Musa Ecweru, the then state minister for Relief and Disaster Preparedness, ordered the suspension of five OPM officials. The team was also accused of inflating refugee numbers in the country.
The corrupt nature of the officials led to the launching of a refugee verification exercise in 2018. It was later found that 255,490 refugees were verified as inactive and their whereabouts could not be traced. The swindling of relief items rattled many donors.
MUKONGO SPEAKS ABOUT LIFE IN THE CAMP
On January 15, 2012, ‘Mukongo’ fled the conflict-hit Nasisi Village in North Kivu province. The future looked brighter after crossing the DR Congo border into Uganda.
Mukongo was received at the Office of the Prime Minister (OPM) located at Old Kampala police station. He was registered as an asylum seeker and later issued a refugee card. He remained in Kampala till 2014 when he could not afford a meal.
“I came with some money. I was not poor as I am now. It is overstaying here that has made me look this vulnerable,” Mukongo said.
When life in Kampala became unbearable, Mukongo moved to Ruchinga Refugee Sub-branch to start a new life. He arrived at the camp in 2014. He was welcomed by OPM officials and given some relief items to start his new life.
“On reaching the camp, I was told that every person in my family will be given relief food every month to sustain our lives. I, my wife, and the two children were each given 12kg of maize and 3kg of beans. I felt relieved,” he said.
To their dismay, the quantity of food was reduced from 12 kilogrammes of maize to six kilogrammes. Mukongo opted to leave the camp for Kampala to look for casual work to fend for his family. While in Kampala, his wife informed him that the United Nations (UN) had dropped the food rations and opted for cash handouts.

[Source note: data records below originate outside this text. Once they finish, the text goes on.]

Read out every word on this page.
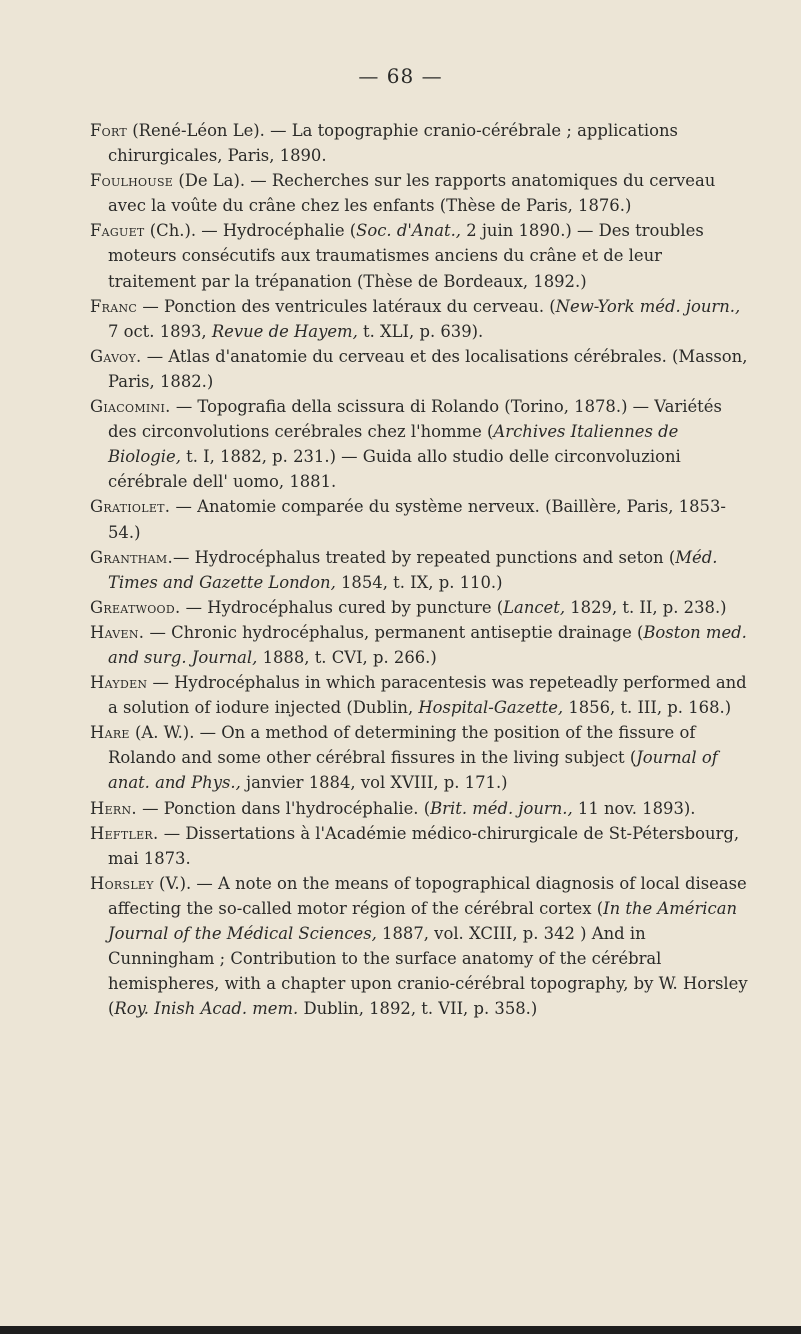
— 68 —

Fort (René-Léon Le). — La topographie cranio-cérébrale ; applications chirurgicales, Paris, 1890.

Foulhouse (De La). — Recherches sur les rapports anatomiques du cerveau avec la voûte du crâne chez les enfants (Thèse de Paris, 1876.)

Faguet (Ch.). — Hydrocéphalie (Soc. d'Anat., 2 juin 1890.) — Des troubles moteurs consécutifs aux traumatismes anciens du crâne et de leur traitement par la trépanation (Thèse de Bordeaux, 1892.)

Franc — Ponction des ventricules latéraux du cerveau. (New-York méd. journ., 7 oct. 1893, Revue de Hayem, t. XLI, p. 639).

Gavoy. — Atlas d'anatomie du cerveau et des localisations cérébrales. (Masson, Paris, 1882.)

Giacomini. — Topografia della scissura di Rolando (Torino, 1878.) — Variétés des circonvolutions cerébrales chez l'homme (Archives Italiennes de Biologie, t. I, 1882, p. 231.) — Guida allo studio delle circonvoluzioni cérébrale dell' uomo, 1881.

Gratiolet. — Anatomie comparée du système nerveux. (Baillère, Paris, 1853-54.)

Grantham.— Hydrocéphalus treated by repeated punctions and seton (Méd. Times and Gazette London, 1854, t. IX, p. 110.)

Greatwood. — Hydrocéphalus cured by puncture (Lancet, 1829, t. II, p. 238.)

Haven. — Chronic hydrocéphalus, permanent antiseptie drainage (Boston med. and surg. Journal, 1888, t. CVI, p. 266.)

Hayden — Hydrocéphalus in which paracentesis was repeteadly performed and a solution of iodure injected (Dublin, Hospital-Gazette, 1856, t. III, p. 168.)

Hare (A. W.). — On a method of determining the position of the fissure of Rolando and some other cérébral fissures in the living subject (Journal of anat. and Phys., janvier 1884, vol XVIII, p. 171.)

Hern. — Ponction dans l'hydrocéphalie. (Brit. méd. journ., 11 nov. 1893).

Heftler. — Dissertations à l'Académie médico-chirurgicale de St-Pétersbourg, mai 1873.

Horsley (V.). — A note on the means of topographical diagnosis of local disease affecting the so-called motor région of the cérébral cortex (In the Américan Journal of the Médical Sciences, 1887, vol. XCIII, p. 342 ) And in Cunningham ; Contribution to the surface anatomy of the cérébral hemispheres, with a chapter upon cranio-cérébral topography, by W. Horsley (Roy. Inish Acad. mem. Dublin, 1892, t. VII, p. 358.)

“She told me that each family member will be getting Shs 30,000 per month.
A year later, the OPM said the money would be reduced because the UN had no money. They started with Shs 30,000, then Shs 21,000, and later Shs 9,000 as of 2022,” he said.

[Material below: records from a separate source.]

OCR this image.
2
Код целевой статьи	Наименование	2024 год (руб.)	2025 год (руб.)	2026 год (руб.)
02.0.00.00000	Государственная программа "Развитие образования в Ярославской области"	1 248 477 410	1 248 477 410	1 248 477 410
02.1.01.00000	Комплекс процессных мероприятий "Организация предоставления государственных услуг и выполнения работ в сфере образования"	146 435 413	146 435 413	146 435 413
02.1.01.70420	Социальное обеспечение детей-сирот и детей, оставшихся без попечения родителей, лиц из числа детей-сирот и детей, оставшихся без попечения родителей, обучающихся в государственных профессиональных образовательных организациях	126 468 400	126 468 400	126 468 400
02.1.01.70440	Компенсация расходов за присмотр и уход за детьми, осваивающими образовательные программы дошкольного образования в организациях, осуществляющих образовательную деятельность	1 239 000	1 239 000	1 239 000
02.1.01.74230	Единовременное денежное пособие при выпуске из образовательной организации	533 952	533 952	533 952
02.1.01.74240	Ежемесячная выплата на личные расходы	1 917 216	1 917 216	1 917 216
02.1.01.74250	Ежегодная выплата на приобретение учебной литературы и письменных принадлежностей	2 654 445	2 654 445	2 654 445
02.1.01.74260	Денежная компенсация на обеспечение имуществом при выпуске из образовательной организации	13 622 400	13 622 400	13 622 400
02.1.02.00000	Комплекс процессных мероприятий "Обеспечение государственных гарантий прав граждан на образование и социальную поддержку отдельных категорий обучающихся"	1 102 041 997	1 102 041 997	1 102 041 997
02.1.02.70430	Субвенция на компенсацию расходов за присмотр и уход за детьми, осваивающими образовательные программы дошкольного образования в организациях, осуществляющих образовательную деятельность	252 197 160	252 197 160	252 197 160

“Since we joined the camp, life has been miserable but we have nothing to do since we can’t get back to Congo due to instabilities,” he said.

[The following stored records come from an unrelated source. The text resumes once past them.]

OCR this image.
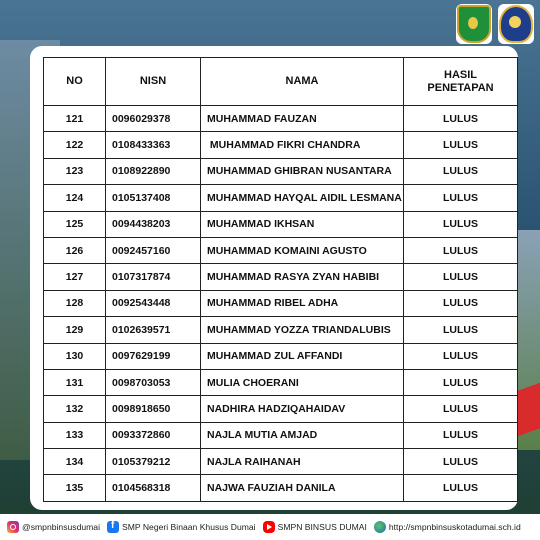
NO	NISN	NAMA	HASIL
PENETAPAN
121	0096029378	MUHAMMAD FAUZAN	LULUS
122	0108433363	MUHAMMAD FIKRI CHANDRA	LULUS
123	0108922890	MUHAMMAD GHIBRAN NUSANTARA	LULUS
124	0105137408	MUHAMMAD HAYQAL AIDIL LESMANA	LULUS
125	0094438203	MUHAMMAD IKHSAN	LULUS
126	0092457160	MUHAMMAD KOMAINI AGUSTO	LULUS
127	0107317874	MUHAMMAD RASYA ZYAN HABIBI	LULUS
128	0092543448	MUHAMMAD RIBEL ADHA	LULUS
129	0102639571	MUHAMMAD YOZZA TRIANDALUBIS	LULUS
130	0097629199	MUHAMMAD ZUL AFFANDI	LULUS
131	0098703053	MULIA CHOERANI	LULUS
132	0098918650	NADHIRA HADZIQAHAIDAV	LULUS
133	0093372860	NAJLA MUTIA AMJAD	LULUS
134	0105379212	NAJLA RAIHANAH	LULUS
135	0104568318	NAJWA FAUZIAH DANILA	LULUS
@smpnbinsusdumai f	SMP Negeri Binaan Khusus Dumai	SMPN BINSUS DUMAI	http://smpnbinsuskotadumai.sch.id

All refugees in Ruchinga sub-branch are entitled to free medical services at Rulongo health facility. But Mukongo says without money, no refugee can get medical attention.
“You can’t be attended to when you don’t have money. What we get from the health facility is a prescription. It is hard for us because we can’t afford most of the prescribed medicine,” he said.
There are cars provided by the UN to facilitate refugees’ movements in the camp and in case of any referral but they are used by OPM officials.
“Never wish to be a refugee because we have suffered. I wish we could return to our motherland because life is really hard for us. My father and mother declined to seek refuge. They said we should leave because we have much more years to live. As I say this, my father passed on earlier this month and he was buried on March 4, 2022. I didn’t get a chance to bury him. May his soul rest in peace,” he said
“I suffered in the past two lockdowns. I have four children but it was hard to feed them. Every single day I sat in my single room, looked at my family members on hungry stomachs, and regretted why I left my country. I did all sorts of work but still, I could not look after them,” he said.